Genel
CHP iktidara sordu: 75 milyar deprem vergisi nerede?
Düzce’de meydana gelen 5.9’luk depremin ardından ‘deprem vergisi’ olarak bilinen Özel İletişim Vergisi yeniden gündeme geldi. CHP’li Ayhan Barut, “Marmara’da…
Düzce’de meydana gelen 5.9’luk depremin ardından ‘deprem vergisi’ olarak bilinen Özel İletişim Vergisi yeniden gündeme geldi. CHP’li Ayhan Barut, “Marmara’da 1999 yılında meydana gelen depremden sonra yaraları sarmak için, etkin önlem almak için 75 milyar para toplandı. Bu 75 milyar nerede?” dedi.
TBMM Genel Kurulu’nda, bugün, CHP Grubu’nun; “depreme karşı önlem alınması, deprem toplanma alanlarının tespiti, gerekli bölgelere toplantı alanları yapılması, eksikliklerin giderilmesi, depreme dayanıklılığı bulunmayan binaların saptanması” için verdiği Meclis Araştırma Önergesi’nin gündeme alınması önerisi görüşüldü. CHP Grubu’nun önerisi, AK Parti ve MHP milletvekillerinin oyları ile reddedildi.

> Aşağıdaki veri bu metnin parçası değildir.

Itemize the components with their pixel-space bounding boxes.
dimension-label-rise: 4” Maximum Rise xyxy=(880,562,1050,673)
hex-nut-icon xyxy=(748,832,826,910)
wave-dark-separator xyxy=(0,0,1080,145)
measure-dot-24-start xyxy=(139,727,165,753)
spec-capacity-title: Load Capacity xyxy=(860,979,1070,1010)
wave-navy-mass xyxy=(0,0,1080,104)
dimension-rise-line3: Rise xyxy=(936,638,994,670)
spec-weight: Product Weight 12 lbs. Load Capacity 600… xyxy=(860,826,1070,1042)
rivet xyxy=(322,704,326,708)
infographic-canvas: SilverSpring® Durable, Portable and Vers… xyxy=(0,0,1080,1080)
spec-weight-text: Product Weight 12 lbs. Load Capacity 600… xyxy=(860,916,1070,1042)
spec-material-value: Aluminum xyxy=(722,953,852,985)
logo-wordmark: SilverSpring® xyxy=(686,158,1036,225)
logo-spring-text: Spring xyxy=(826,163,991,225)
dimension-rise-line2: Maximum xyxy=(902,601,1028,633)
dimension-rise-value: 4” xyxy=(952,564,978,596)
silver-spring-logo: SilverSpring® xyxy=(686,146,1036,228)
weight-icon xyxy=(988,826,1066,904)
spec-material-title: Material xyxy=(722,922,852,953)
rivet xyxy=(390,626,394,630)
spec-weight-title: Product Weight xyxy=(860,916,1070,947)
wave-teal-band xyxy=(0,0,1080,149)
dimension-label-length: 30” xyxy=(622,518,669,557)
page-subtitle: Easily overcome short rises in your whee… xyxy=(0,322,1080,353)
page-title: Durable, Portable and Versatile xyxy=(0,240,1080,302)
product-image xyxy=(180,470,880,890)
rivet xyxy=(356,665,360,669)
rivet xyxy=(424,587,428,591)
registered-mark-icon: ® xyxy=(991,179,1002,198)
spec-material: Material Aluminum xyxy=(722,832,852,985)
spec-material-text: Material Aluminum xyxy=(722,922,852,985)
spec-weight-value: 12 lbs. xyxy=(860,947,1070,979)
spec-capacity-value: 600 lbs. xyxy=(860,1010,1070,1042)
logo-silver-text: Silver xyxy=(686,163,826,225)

CHP’nin önerisi üzerine konuşan CHP Adana Milletvekili Ayhan Barut, öneri üzerinde yaptığı konuşmada şunları söyledi:
75 milyar deprem vergisi nerede?
“Ne yazık ki ülkemiz yüzölçümünün yüzde 42’si birinci deprem kuşağı bölgesindedir. Bu gerçeğe rağmen yeterli ve etkin önlem alınmadığı için yıllar içerisinde meydana gelen depremlerde büyük acılar yaşadık, hâlen de yaşamaya devam ediyoruz.
Bu depremlerde yaşanan can ve mal kayıpları ülkemizin depreme hazır olmadığını çok acı bir biçimde göstermiştir.

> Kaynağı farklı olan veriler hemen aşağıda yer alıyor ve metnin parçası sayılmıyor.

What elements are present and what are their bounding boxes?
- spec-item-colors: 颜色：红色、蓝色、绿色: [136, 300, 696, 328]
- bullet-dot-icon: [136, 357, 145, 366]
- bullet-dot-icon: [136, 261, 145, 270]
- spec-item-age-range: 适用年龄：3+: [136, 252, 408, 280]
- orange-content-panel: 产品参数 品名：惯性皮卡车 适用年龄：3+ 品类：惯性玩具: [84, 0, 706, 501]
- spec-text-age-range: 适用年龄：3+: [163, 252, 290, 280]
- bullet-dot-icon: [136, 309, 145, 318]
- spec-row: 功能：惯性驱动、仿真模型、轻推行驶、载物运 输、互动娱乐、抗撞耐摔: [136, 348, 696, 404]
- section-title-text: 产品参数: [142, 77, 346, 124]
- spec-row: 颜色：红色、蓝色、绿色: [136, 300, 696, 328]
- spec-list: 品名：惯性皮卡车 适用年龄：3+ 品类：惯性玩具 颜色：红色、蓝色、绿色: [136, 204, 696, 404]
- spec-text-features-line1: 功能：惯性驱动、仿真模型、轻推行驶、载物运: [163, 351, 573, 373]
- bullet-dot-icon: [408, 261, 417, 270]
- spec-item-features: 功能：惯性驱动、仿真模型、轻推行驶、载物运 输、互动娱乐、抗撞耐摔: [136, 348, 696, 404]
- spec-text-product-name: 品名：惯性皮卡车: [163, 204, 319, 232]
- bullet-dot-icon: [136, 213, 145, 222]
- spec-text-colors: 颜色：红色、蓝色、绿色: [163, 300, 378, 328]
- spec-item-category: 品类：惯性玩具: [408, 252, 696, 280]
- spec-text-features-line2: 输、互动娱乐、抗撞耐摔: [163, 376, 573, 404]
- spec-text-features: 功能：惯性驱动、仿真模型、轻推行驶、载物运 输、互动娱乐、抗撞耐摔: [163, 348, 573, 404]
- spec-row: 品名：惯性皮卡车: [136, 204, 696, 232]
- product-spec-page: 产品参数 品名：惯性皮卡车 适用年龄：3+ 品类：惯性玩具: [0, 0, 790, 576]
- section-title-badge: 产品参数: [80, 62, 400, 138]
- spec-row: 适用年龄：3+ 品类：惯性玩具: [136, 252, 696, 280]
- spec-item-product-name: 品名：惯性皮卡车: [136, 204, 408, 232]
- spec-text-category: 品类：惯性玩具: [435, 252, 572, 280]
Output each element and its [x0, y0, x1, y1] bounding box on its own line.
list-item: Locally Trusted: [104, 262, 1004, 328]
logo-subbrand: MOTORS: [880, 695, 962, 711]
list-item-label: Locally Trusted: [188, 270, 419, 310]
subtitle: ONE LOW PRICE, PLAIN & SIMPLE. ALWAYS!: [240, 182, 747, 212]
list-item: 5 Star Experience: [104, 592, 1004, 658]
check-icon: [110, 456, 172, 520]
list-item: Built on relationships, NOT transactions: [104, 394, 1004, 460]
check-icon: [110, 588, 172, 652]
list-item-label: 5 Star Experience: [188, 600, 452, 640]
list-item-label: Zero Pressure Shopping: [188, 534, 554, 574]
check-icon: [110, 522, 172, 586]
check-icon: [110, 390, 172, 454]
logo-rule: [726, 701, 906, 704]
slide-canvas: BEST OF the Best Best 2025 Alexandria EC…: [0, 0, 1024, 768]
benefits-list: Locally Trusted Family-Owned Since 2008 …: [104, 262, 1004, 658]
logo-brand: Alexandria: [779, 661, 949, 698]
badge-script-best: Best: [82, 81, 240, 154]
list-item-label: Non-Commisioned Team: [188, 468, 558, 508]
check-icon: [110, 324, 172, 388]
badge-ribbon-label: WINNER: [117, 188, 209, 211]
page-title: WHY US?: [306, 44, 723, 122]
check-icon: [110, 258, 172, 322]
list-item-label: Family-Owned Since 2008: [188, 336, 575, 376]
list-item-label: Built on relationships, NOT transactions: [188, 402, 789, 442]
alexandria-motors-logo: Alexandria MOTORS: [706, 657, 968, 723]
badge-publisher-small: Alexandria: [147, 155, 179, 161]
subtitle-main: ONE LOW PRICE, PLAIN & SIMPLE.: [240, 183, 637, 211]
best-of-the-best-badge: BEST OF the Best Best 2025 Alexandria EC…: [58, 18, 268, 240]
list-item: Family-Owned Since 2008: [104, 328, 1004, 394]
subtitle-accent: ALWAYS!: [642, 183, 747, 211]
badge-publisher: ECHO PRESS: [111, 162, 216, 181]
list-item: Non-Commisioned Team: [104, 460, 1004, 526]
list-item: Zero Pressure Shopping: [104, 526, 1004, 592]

Marmara’da 1999 yılında meydana gelen ve büyük can kaybı ve büyük yıkıma neden olan bu depremden sonra yaraları sarmak için, etkin önlem almak için çıkarılan, herkesin deprem vergisi olarak bildiği düzenleme kapsamında bugüne kadar 75 milyar para toplandı.
Buradan soruyorum: Bu 75 milyar para nerede? Bu paranın akıbeti ne oldu? Bu parayı kimlere, nerelere, nasıl harcadınız? Bu konuda mutlak surette Meclise, yüce millete hesap vermek zorundasınız.”
“1939 Erzincan depreminden 1999 Marmara depremine kadar geçen sürede 100 binden fazla insanımızı kaybettik.
Eğer etkin bir önlem alınsaydı, bugüne kadar yeterli adımlar atılsaydı biz, 17 bin 480 canımızı yitirdiğimiz 1999 depreminden sonra Ege depremi nedeniyle İzmir’de 117 yurttaşımızı, Elâzığ’da 41 vatandaşımızı belki de kaybetmeyecektik; canlarımız solmayacak, büyük hasar almayacaktık.
Deprem gerçeğine karşın etkin önlem alınması ve harekete geçirilmesi için yaptığımız çağrılarımız maalesef karşılıksız kalıyor, büyük acı ve yıkıma yol açıyor. Depremlerle ilgili önlem yerine yeşil alanların imara açıldığını, deprem alanında kullanılacak toplanma alanlarının da ranta kurban edildiğini iktidarınız döneminde görüyoruz.
Depremle ilgili verdiğimiz kanun tekliflerimiz reddediliyor, soru önergelerimiz yanıtsız kalıyor, araştırma önergelerimiz ise Meclisin tozlu raflarında maalesef bekletiliyor.”
“Deprem konusu siyasetin malzemesi olmaz, olmamalıdır da. Bu acı gerçek karşısında bile AKP iktidarı oralı olmuyor ve acılara göz yumuyor. Herkesin bildiği bir gerçek var ki deprem ve diğer doğal olaylar insan eliyle afete dönüşmektedir.
Bugün ülkemizin 18 kentinde, 502 mahalle ve köyünde, 80 ilçemizde yüzlerce yerleşim yerlerimiz doğrudan fay hatları üzerinde bulunuyor. Bu acı gerçekle depremde daha büyük acıların yaşanabileceğini, felaketin yaşanabileceğini gösteriyor.”